Lastly, the organic craze amongst consumers create a growing demand for Panera products. As the organic craze increases, so will Panera’s profitability. Due to the fact Panera offers consumers health friendly products, Panera’s profits will only increase the more health conscious consumers become (Panera Bread Company, 2015, p. 4).
Threats
One of the major threats to Panera Bread is the high competition throughout the market. As mentioned above, consumers are becoming more health conscious. This is increasing the amount of competitors Panera has. Another threat to Panera is their idea behind making sure each facility has fresh dough every day. This means the company must deliver fresh dough to each location. This could cause a ton of issues for the company. Weather and technical problems are two aspects that can affect the company’s ability to deliver fresh bread to all of their facilities.
Article Analysis
Smith’s (2014) article assesses Panera’s threats prior to Shaich’s renovating the company’s business plan. A couple of years ago, Panera was having trouble competing with their competitors. Panera was the first causal-bakery in the industry. Since their success, several other competitors have entered the market. Due to their competitor’s ability to better fit their consumers need with high-end technology and more room capacity, Panera’s competitors were fulfilling their mission better than they were. Thus, Shaich decided there needed to be changes when it comes to the way Panera operates their daily business operations (Smith, 2014, p. 65).
The first problem that effected Panera’s competitiveness was their inability to take on a greater capacity. Technology was the way around this situation. Through the use of mobile devices and apps, customers were able to predict pickup times in order to get their food. As a result, those customer are not standing in the restaurants utilizing space. By getting those customers in and out quicker, Panera was able to serve a greater number of customers. Therefore, by implementing technology into their business operations, Panera was able to increase their revenue (Smith, 2014, p. 65).

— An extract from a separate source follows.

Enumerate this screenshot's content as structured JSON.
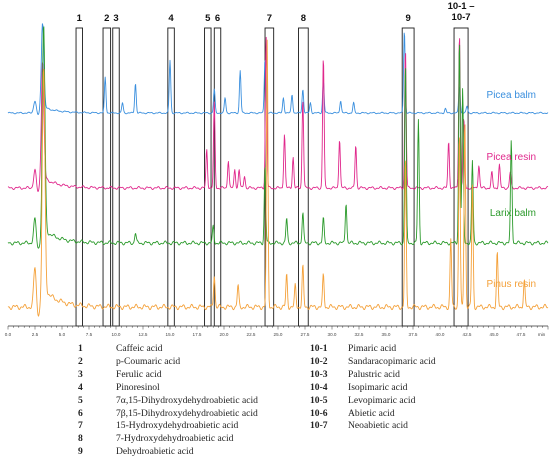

Panera also increased their catering services. In 2015, Panera opened 29 catering hubs. Being able to cater gives the company the ability to increase their revenue without having to worry about facility space. Panera has seen huge success with their catering services. Currently, Panera Bread is testing delivery services to see whether or not it is economically to include them into their business plan. “Panera has estimated that catering and small-order delivery, which currently is being tested, as well as branded products sold at retail, will grow to $1 billion businesses each” (Smith, 2014, p. 67). This is one way Panera Bread has overcome one of their disadvantages in order to remain competitive, while also increasing revenue.
Conclusion
Overall, Panera is able to maintain their competitive edge throughout the industry. They are considered one of the most successful companies in the gourmet food industry. They do have room for improvement, however. Panera should attempt to branch out internationally in order to gain higher profits. They should also reanalyze how the company offer’s their customer’s fresh bread. However, the company is still able to maintain their quality image throughout the industry. Given the increase in health conscious individuals, Panera should only become more successful in the future. If they can remain ahead of their threats, then the company should flourish in the future.
Works Cited
Panera Bread Company. “Company Overview”. Panera Bread Company SWOT Analysis.
Panera Bread Company SWOT Analysis. “Panera Bread Company”. (2015). 1-8.
Sam Smith. “Panera Builds on its Vision”. Restaurant Business, 115, (2014) 64-74.
Thorn, Bret. “Panera executive assesses digital advances. Nation’s Restaurant News, 50(3), (2016), 30-31.